Under this Law parishes were no longer to be involved in administering the Poor Law except in the collection of Poor rates that were to finance it. All administration was to be centrally controlled by a Poor Law Commission of three full-time members, who had the power to group parishes into Unions and to supervise the actions of the Boards of Guardians that would administer these Unions. A workhouse test was to be applied by which the able-bodied paupers could be refused outdoor relief and force to enter the Union workhouse, where men, women and children all lived in separate wards, wives separated from their husbands and both from their children. In fact the Bill as finally passed represented a whittling-down of the very strict and wide-reaching powers proposed for the central authority by the Commission’s most vigorous members: Nassau Senior, first holder of the Chair of Political Economy at Oxford, and Edwin Chadwick, a Manchester-born lawyer. Nevertheless, it was attacked by the ageing Radical, William Cobbett, as a “Poor Man’s Robbery Bill”. The workhouses “would be so many military stations” and the Commissioners’ instructions “would possibly be an attempt to reconcile the people to potatoes and sea-weed as diet.” The Times, too, attacked the Bill but because of the centralised system of control it proposed. “Whether this bill will pass into law we cannot tell,” wrote its editor. “We know that, should it be carried, it will disgrace the statute-book which contains the Magna Carta and the Bill of Rights.”

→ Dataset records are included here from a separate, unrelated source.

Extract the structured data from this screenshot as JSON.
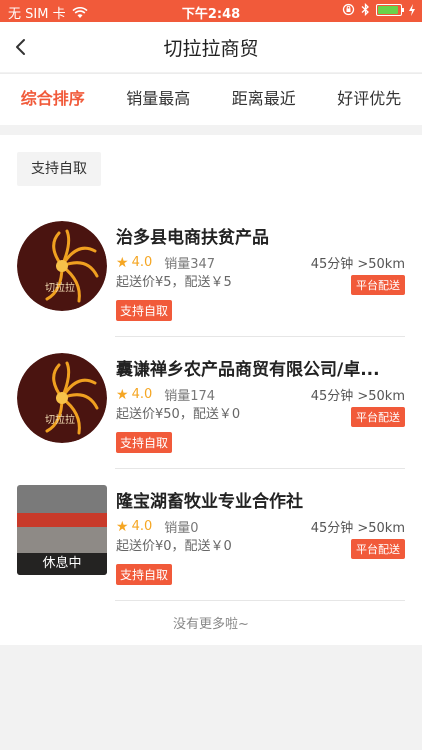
{
  "status_bar": {
    "carrier": "无 SIM 卡",
    "time": "下午2:48",
    "colors": {
      "background": "#f15a3a",
      "battery": "#6ad34a"
    },
    "battery_level": 0.85
  },
  "nav": {
    "title": "切拉拉商贸",
    "back_icon": "chevron-left-icon"
  },
  "tabs": [
    {
      "label": "综合排序",
      "active": true
    },
    {
      "label": "销量最高",
      "active": false
    },
    {
      "label": "距离最近",
      "active": false
    },
    {
      "label": "好评优先",
      "active": false
    }
  ],
  "filter": {
    "chip_label": "支持自取"
  },
  "stores": [
    {
      "name": "治多县电商扶贫产品",
      "rating": "4.0",
      "sales": "销量347",
      "delivery": "45分钟 >50km",
      "min_order": "起送价¥5，配送￥5",
      "badge": "平台配送",
      "tag": "支持自取",
      "image": "logo"
    },
    {
      "name": "囊谦禅乡农产品商贸有限公司/卓...",
      "rating": "4.0",
      "sales": "销量174",
      "delivery": "45分钟 >50km",
      "min_order": "起送价¥50，配送￥0",
      "badge": "平台配送",
      "tag": "支持自取",
      "image": "logo"
    },
    {
      "name": "隆宝湖畜牧业专业合作社",
      "rating": "4.0",
      "sales": "销量0",
      "delivery": "45分钟 >50km",
      "min_order": "起送价¥0，配送￥0",
      "badge": "平台配送",
      "tag": "支持自取",
      "image": "photo",
      "closed_label": "休息中"
    }
  ],
  "footer": {
    "no_more": "没有更多啦~"
  },
  "colors": {
    "accent": "#f15a3a",
    "star": "#f5a623"
  }
}
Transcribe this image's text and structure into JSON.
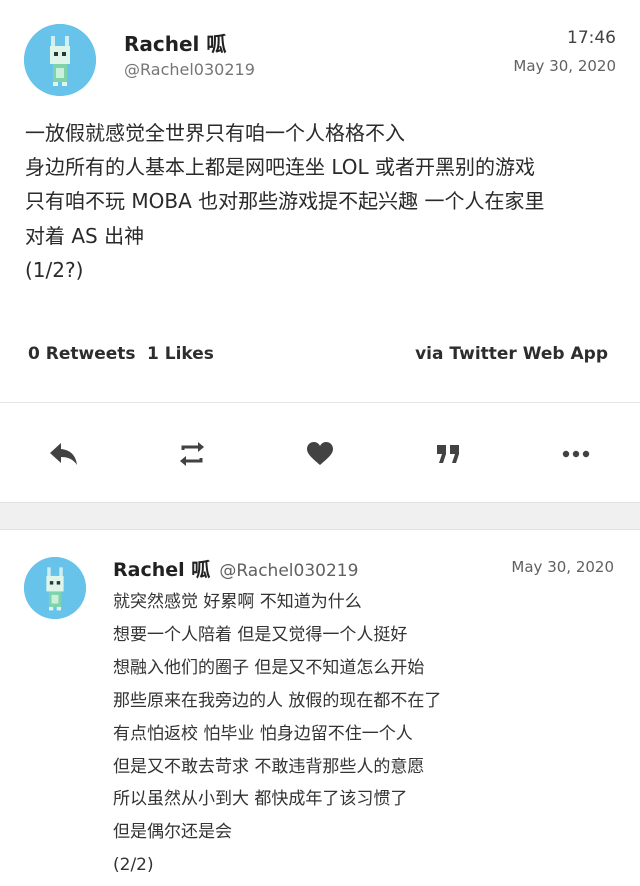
{
  "tweet": {
    "author_name": "Rachel 呱",
    "author_handle": "@Rachel030219",
    "time": "17:46",
    "date": "May 30, 2020",
    "lines": [
      "一放假就感觉全世界只有咱一个人格格不入",
      "身边所有的人基本上都是网吧连坐 LOL 或者开黑别的游戏",
      "只有咱不玩 MOBA 也对那些游戏提不起兴趣 一个人在家里",
      "对着 AS 出神",
      "(1/2?)"
    ],
    "retweets": "0 Retweets",
    "likes": "1 Likes",
    "source": "via Twitter Web App"
  },
  "actions": {
    "reply_icon": "reply-icon",
    "retweet_icon": "retweet-icon",
    "like_icon": "heart-icon",
    "quote_icon": "quote-icon",
    "more_icon": "more-icon"
  },
  "reply": {
    "author_name": "Rachel 呱",
    "author_handle": "@Rachel030219",
    "date": "May 30, 2020",
    "lines": [
      "就突然感觉 好累啊 不知道为什么",
      "想要一个人陪着 但是又觉得一个人挺好",
      "想融入他们的圈子 但是又不知道怎么开始",
      "那些原来在我旁边的人 放假的现在都不在了",
      "有点怕返校 怕毕业 怕身边留不住一个人",
      "但是又不敢去苛求 不敢违背那些人的意愿",
      "所以虽然从小到大 都快成年了该习惯了",
      "但是偶尔还是会",
      "(2/2)"
    ]
  },
  "colors": {
    "avatar_bg": "#67c3ea",
    "icon": "#424242",
    "separator": "#f0f0f0"
  }
}
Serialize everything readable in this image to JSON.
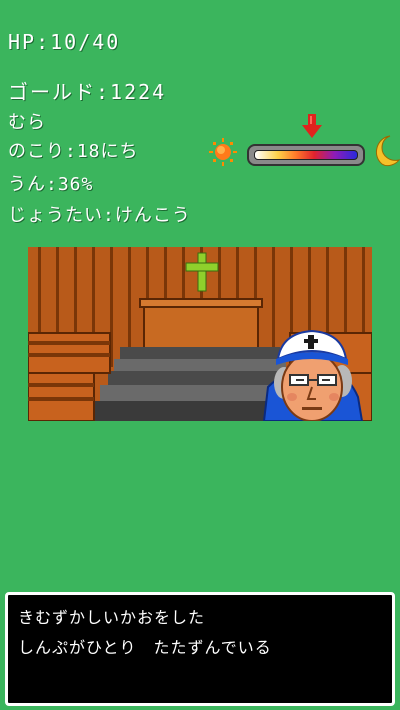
{
  "status": {
    "hp": "HP:10/40",
    "gold": "ゴールド:1224",
    "location": "むら",
    "days_left": "のこり:18にち",
    "luck": "うん:36%",
    "condition": "じょうたい:けんこう"
  },
  "time_gauge": {
    "sun_icon": "sun-icon",
    "moon_icon": "crescent-moon-icon",
    "marker_icon": "down-arrow-icon",
    "position_fraction": 0.55
  },
  "scene": {
    "location": "church",
    "character": "priest",
    "colors": {
      "wall": "#b85a1a",
      "cross": "#8fd02c",
      "robe": "#1a55d6"
    }
  },
  "message": {
    "line1": "きむずかしいかおをした",
    "line2": "しんぷがひとり　たたずんでいる"
  },
  "colors": {
    "background": "#3bb55d",
    "text": "#ffffff",
    "message_bg": "#000000"
  }
}
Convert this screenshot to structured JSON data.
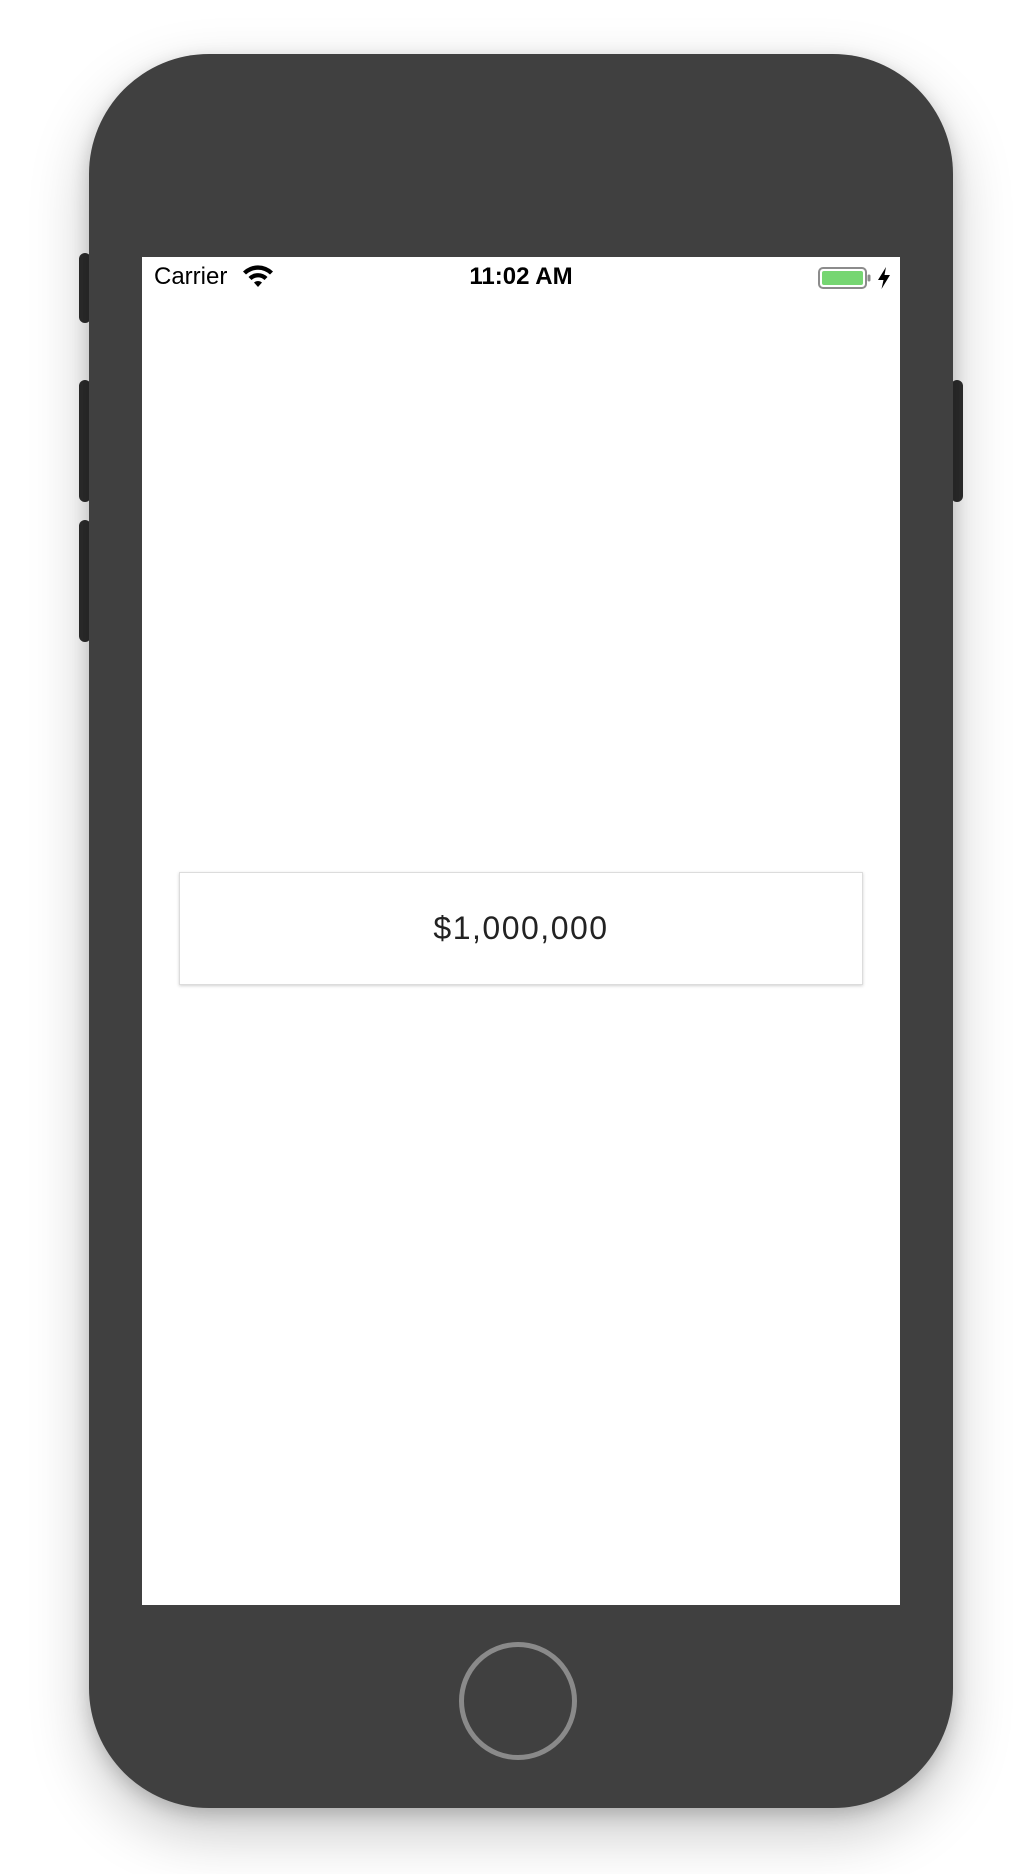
{
  "status_bar": {
    "carrier": "Carrier",
    "time": "11:02 AM",
    "wifi_icon": "wifi-icon",
    "battery_icon": "battery-charging-icon",
    "battery_color": "#76d672"
  },
  "main": {
    "amount": "$1,000,000"
  },
  "device": {
    "frame_color": "#404040",
    "home_button": "home-button"
  }
}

Most newspapers, however, supported the Bill; so did both Houses of Parliament; and so, probably, did a large majority of the population. Poverty had grown into a national disgrace. It had to be alleviated, not only for humanitarian reasons but from fear of what the Poor would do if nothing was done for them. Under the Old Poor Law, however, the alleviation had been carried out at the parish level, face-to-face between giver and receiver, generating personal relationships of bitterness and hatred as well as appreciation and thankfulness. Ratepayers no longer wanted to know to whom and why they were giving Public Charity through their payment of the Poor Rate. Leaving aside considerations of cost, it was preferable that Relief should be administered somewhere out-of-sight, as it is today, by someone paid to do it. This person would enjoy the power given him over others less fortunate than himself, whilst rubbing shoulders with misery would merely callous the skin of his own inhumanity. So Oliver Twist’s Mr. Bumble was created; but since most people rarely met him, this did not matter; and if it cost less money, so much the better for everyone, except, the Poor.